Encouragement Of Biodiversity
Species of animals, plants, microorganisms, and the different ecosystems on our planet such as deserts, coral reefs, and rainforests are all part of our biological earth. This biodiversity must be protected as we continue to increase our urban environment since, in the worst case, whole ecosystems can become obsolete. It is possible to live alongside our biodiverse world and encourage different species to adapt to their new habitat so that we can keep developing our own lifestyles, but this needs to be done in a very cautious and considerable way.

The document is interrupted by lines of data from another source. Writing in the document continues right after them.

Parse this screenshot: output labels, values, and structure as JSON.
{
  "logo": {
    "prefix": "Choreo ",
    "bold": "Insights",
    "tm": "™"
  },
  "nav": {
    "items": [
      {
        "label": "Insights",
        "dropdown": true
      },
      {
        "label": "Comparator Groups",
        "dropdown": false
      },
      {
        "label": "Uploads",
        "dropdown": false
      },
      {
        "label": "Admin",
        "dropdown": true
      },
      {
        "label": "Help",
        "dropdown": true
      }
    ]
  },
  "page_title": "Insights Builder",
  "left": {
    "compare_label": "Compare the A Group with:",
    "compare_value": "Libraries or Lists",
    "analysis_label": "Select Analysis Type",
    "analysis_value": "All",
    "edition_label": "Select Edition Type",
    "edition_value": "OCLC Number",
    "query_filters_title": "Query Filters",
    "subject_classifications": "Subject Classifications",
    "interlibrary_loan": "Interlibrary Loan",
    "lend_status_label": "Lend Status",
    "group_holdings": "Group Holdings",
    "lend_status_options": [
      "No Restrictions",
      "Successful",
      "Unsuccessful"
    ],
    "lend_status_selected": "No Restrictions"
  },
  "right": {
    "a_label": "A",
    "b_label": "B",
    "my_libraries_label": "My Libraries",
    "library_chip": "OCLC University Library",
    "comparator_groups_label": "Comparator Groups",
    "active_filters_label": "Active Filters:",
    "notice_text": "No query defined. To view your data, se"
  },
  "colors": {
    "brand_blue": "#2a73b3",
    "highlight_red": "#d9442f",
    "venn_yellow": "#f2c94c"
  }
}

Having a healthy ecosystem is not only beneficial for the abundance of species living within it but also for ourselves. When we encourage greater biodiversity, we will have access to cleaner water, purer air, a more regular climate and, nutritious food. For a healthy ecosystem, there needs to be a wide variety of species, which will cope better than having many of one species since they work together to adapt and survive. This is known as a balanced ecosystem, where species rely on one another to provide the services that they require to survive, such as the relationship between soil, bacteria and, plants forming the nitrogen cycle. Maintaining balanced biodiversity would work better without any human intervention at all, since nature would take its course in allowing things to happen slowly and naturally. Nevertheless, since humans are dominating this planet, finding ways to work with nature such as implementing biodiversity net gain for every development project is a great way to work alongside nature and do as little damage as possible.
Having an ecological survey carried out benefits both the developer in getting started with their project much sooner and in saving costs, and the environment. Mandates such as biodiversity net gain have been put in place to carefully consider the ecological environment when setting out on a new development project. Nevertheless, it is also down to us as individuals to try and protect the environment as best as possible to look forward to a healthy future.